No hay dorsales, ni botas ni aplausos. No hay compañeros que te quieran seguir y mucho menos adelantar. Sólo contigo estoy.

Miles de colores sostienen mis razones y no entiendo entonces este miedo a esta bella que tiene en su pecho el hierro y la fragua. ¿Acaso son ciegos? Infinita transmisora del frío y del fuego, dame el rocío de la mañana.

Sigues sentada allá arriba, asomada al balcón, poniéndolo todo ¡maldita sea!, en cuestión. Mirada fija en mí, sin saber qué decir ni que pensar, sin buscar explicación.

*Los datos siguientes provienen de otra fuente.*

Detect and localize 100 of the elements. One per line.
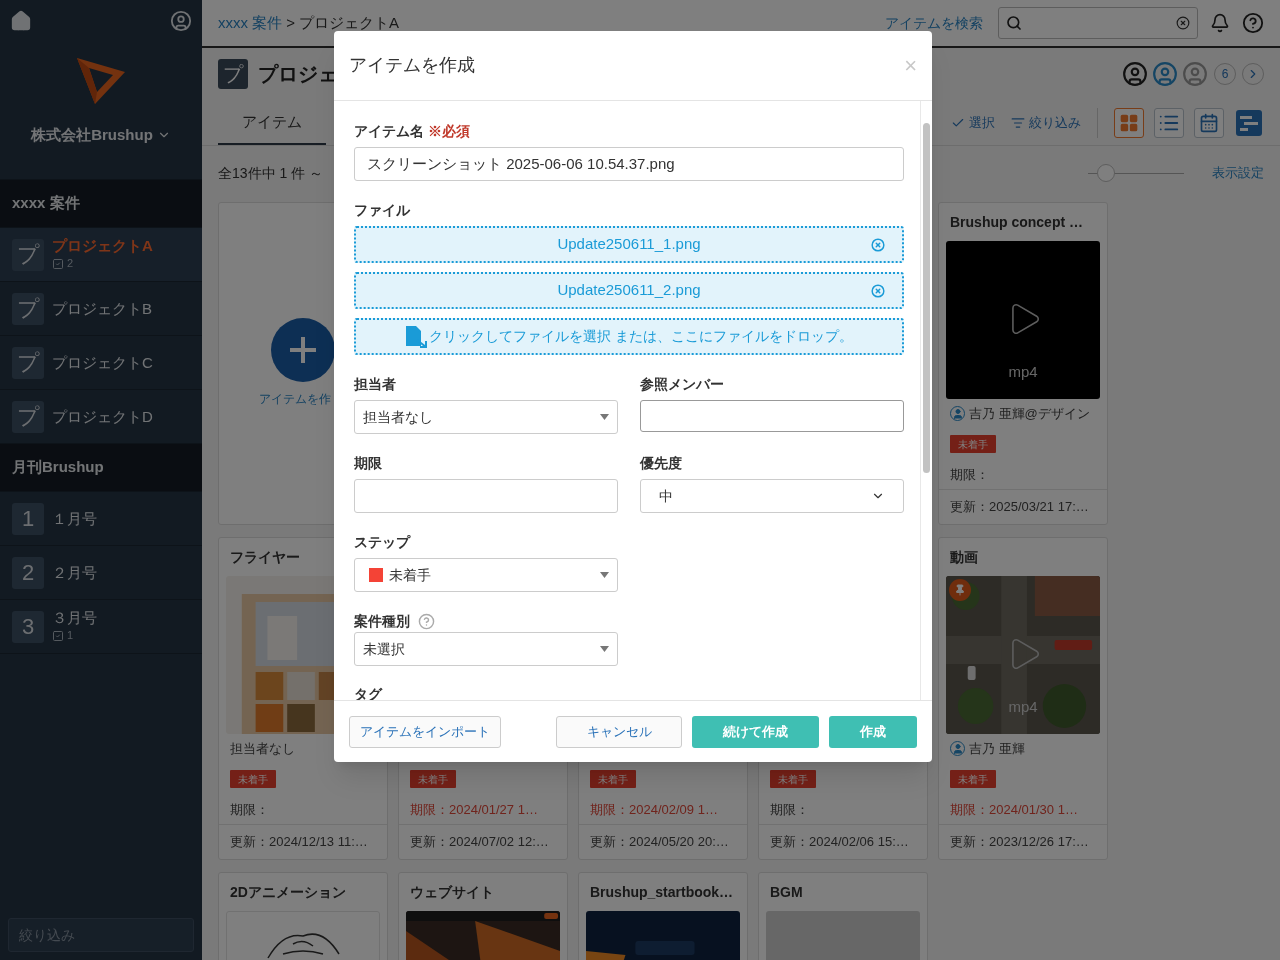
- item-label: ３月号: [52, 609, 97, 628]
- item-label: プロジェクトA: [52, 237, 153, 256]
- assignee-name: 吉乃 亜輝: [969, 739, 1025, 758]
- help-icon[interactable]: [418, 612, 435, 630]
- card-title: 2Dアニメーション: [230, 882, 346, 902]
- toolbar-button[interactable]: 選択: [951, 112, 995, 133]
- calendar-view-icon: [1199, 112, 1219, 133]
- field-label: 優先度: [640, 454, 683, 472]
- item-card[interactable]: 2Dアニメーション: [218, 872, 388, 960]
- due-date: 期限：2024/01/30 1…: [950, 800, 1078, 819]
- item-card[interactable]: ウェブサイト: [398, 872, 568, 960]
- user-icon[interactable]: [170, 10, 192, 32]
- field-label: 期限: [354, 454, 383, 472]
- gantt-view-icon: [1236, 109, 1262, 136]
- scrollbar[interactable]: [920, 101, 932, 700]
- updated-date: 更新：2023/12/26 17:…: [950, 833, 1089, 852]
- attached-file[interactable]: Update250611_2.png: [354, 272, 904, 309]
- toolbar-button[interactable]: 絞り込み: [1011, 112, 1081, 133]
- breadcrumb-current: プロジェクトA: [298, 12, 399, 33]
- tab[interactable]: アイテム: [218, 101, 326, 145]
- members-field[interactable]: [640, 400, 904, 432]
- assignee-name: 吉乃 亜輝@デザイン: [969, 404, 1090, 423]
- card-title: BGM: [770, 882, 803, 902]
- card-title: ウェブサイト: [410, 882, 494, 902]
- status-badge: 未着手: [770, 770, 816, 788]
- view-toggle[interactable]: [1234, 107, 1264, 138]
- attached-file[interactable]: Update250611_1.png: [354, 226, 904, 263]
- updated-date: 更新：2024/12/13 11:…: [230, 833, 368, 852]
- member-avatar-icon[interactable]: [1152, 61, 1178, 87]
- create-label: アイテムを作: [259, 391, 331, 408]
- dropdown-caret-icon: [600, 414, 609, 420]
- clear-icon[interactable]: [1176, 16, 1190, 30]
- continue-create-button[interactable]: 続けて作成: [692, 715, 819, 748]
- breadcrumb-link[interactable]: xxxx 案件: [218, 11, 283, 35]
- item-label: プロジェクトB: [52, 299, 152, 318]
- status-badge: 未着手: [950, 770, 996, 788]
- item-icon: プ: [12, 238, 44, 271]
- file-dropzone[interactable]: クリックしてファイルを選択 または、ここにファイルをドロップ。: [354, 318, 904, 355]
- item-icon: プ: [12, 292, 44, 325]
- item-name-field[interactable]: スクリーンショット 2025-06-06 10.54.37.png: [354, 147, 904, 181]
- assignee-name: 担当者なし: [230, 739, 295, 758]
- group-header: xxxx 案件: [0, 180, 202, 228]
- status-badge: 未着手: [410, 770, 456, 788]
- view-toggle[interactable]: [1154, 107, 1184, 138]
- remove-file-icon[interactable]: [871, 238, 885, 252]
- member-avatar-icon[interactable]: [1182, 61, 1208, 87]
- group-header: 月刊Brushup: [0, 444, 202, 492]
- cancel-button[interactable]: キャンセル: [556, 715, 682, 748]
- view-toggle[interactable]: [1194, 107, 1224, 138]
- item-icon: 2: [12, 556, 44, 589]
- item-card[interactable]: 動画 mp4 吉乃 亜輝 未着手 期限：2024/01/30 1… 更新：2023/12/26 17:…: [938, 537, 1108, 860]
- notification-icon[interactable]: [1210, 13, 1230, 33]
- project-title: プロジェ: [258, 62, 338, 87]
- card-title: Brushup_startbook…: [590, 882, 734, 902]
- item-label: １月号: [52, 509, 97, 528]
- video-thumbnail[interactable]: mp4: [946, 241, 1100, 399]
- view-toggle[interactable]: [1114, 107, 1144, 138]
- card-title: Brushup concept …: [950, 212, 1083, 232]
- select-field[interactable]: 担当者なし: [354, 400, 618, 434]
- card-title: フライヤー: [230, 547, 300, 567]
- item-card[interactable]: Brushup concept … mp4 吉乃 亜輝@デザイン 未着手 期限： 更新：2025/03/21 17:…: [938, 202, 1108, 525]
- search-field[interactable]: [998, 7, 1198, 39]
- slider-thumb[interactable]: [1097, 164, 1116, 182]
- create-button[interactable]: 作成: [829, 715, 917, 748]
- import-button[interactable]: アイテムをインポート: [349, 715, 501, 748]
- remove-file-icon[interactable]: [871, 284, 885, 298]
- due-date: 期限：2024/02/09 1…: [590, 800, 718, 819]
- updated-date: 更新：2024/02/06 15:…: [770, 833, 909, 852]
- filter-icon: [1011, 115, 1025, 130]
- display-settings-link[interactable]: 表示設定: [1212, 163, 1264, 183]
- card-title: 動画: [950, 547, 978, 567]
- due-date: 期限：: [770, 800, 809, 819]
- updated-date: 更新：2024/05/20 20:…: [590, 833, 729, 852]
- due-date: 期限：: [950, 465, 989, 484]
- file-upload-icon: [405, 325, 428, 348]
- size-slider[interactable]: [1088, 164, 1184, 182]
- item-count: 2: [67, 256, 74, 272]
- item-card[interactable]: BGM: [758, 872, 928, 960]
- item-icon: 3: [12, 610, 44, 643]
- member-avatar-icon[interactable]: [1122, 61, 1148, 87]
- due-date-field[interactable]: [354, 479, 618, 513]
- field-label: アイテム名 ※必須: [354, 122, 471, 140]
- help-icon[interactable]: [1242, 12, 1264, 34]
- item-card[interactable]: Brushup_startbook…: [578, 872, 748, 960]
- priority-select[interactable]: 中: [640, 479, 904, 513]
- home-icon[interactable]: [10, 10, 32, 32]
- status-badge: 未着手: [590, 770, 636, 788]
- project-icon: プ: [218, 59, 248, 89]
- search-link[interactable]: アイテムを検索: [885, 12, 983, 34]
- item-count: 1: [67, 628, 74, 644]
- updated-date: 更新：2025/03/21 17:…: [950, 498, 1089, 517]
- dropdown-caret-icon: [600, 572, 609, 578]
- select-field[interactable]: 未着手: [354, 558, 618, 592]
- dropdown-caret-icon: [600, 646, 609, 652]
- company-menu[interactable]: 株式会社Brushup: [31, 124, 171, 147]
- select-field[interactable]: 未選択: [354, 632, 618, 666]
- breadcrumb-separator: >: [286, 12, 295, 33]
- video-thumbnail[interactable]: mp4: [946, 576, 1100, 734]
- item-label: ２月号: [52, 563, 97, 582]
- item-icon: プ: [12, 400, 44, 433]
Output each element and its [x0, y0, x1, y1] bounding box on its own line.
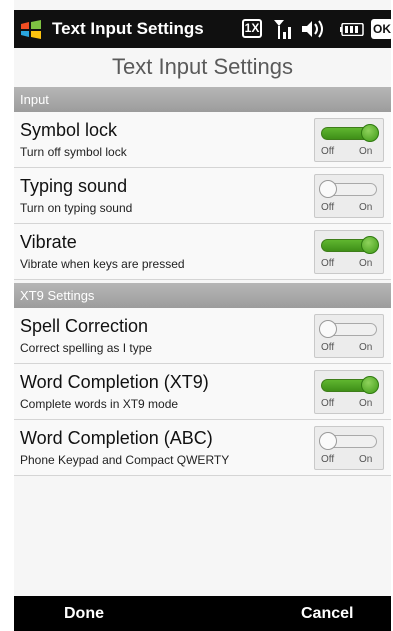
volume-icon[interactable] [300, 19, 326, 39]
toggle-knob[interactable] [319, 320, 337, 338]
setting-row-spell-correction[interactable]: Spell Correction Correct spelling as I t… [14, 308, 391, 364]
network-type-indicator[interactable]: 1X [242, 19, 262, 38]
setting-row-word-completion-xt9[interactable]: Word Completion (XT9) Complete words in … [14, 364, 391, 420]
toggle-on-label: On [359, 342, 373, 353]
toggle-on-label: On [359, 454, 373, 465]
toggle-on-label: On [359, 146, 373, 157]
toggle-on-label: On [359, 202, 373, 213]
vibrate-toggle[interactable]: Off On [314, 230, 384, 274]
battery-icon[interactable] [340, 23, 364, 36]
toggle-on-label: On [359, 398, 373, 409]
setting-title: Vibrate [20, 232, 77, 252]
windows-logo-icon[interactable] [20, 20, 42, 39]
symbol-lock-toggle[interactable]: Off On [314, 118, 384, 162]
section-header-input: Input [14, 87, 391, 112]
toggle-off-label: Off [321, 202, 335, 213]
setting-row-vibrate[interactable]: Vibrate Vibrate when keys are pressed Of… [14, 224, 391, 280]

Te duelen las entrañas lo sé bien, como si hubieras sufrido una gran traición.

Desde tan arriba soñé por fin con aviones que nublaban el día, que manchaban el aire en la sombría mañana.

No soy nada, apenas yo mismo. Lo poco que han dejado. Casi sin valor para cruzar el puente entre la playa y los arrecifes de coral. No me atrevo, se me olvidó nadar.

Cerca de la cima siempre hay mil excusas para bajarse y una sola para subir.

Nadie es mejor que nadie. Ese yo soy.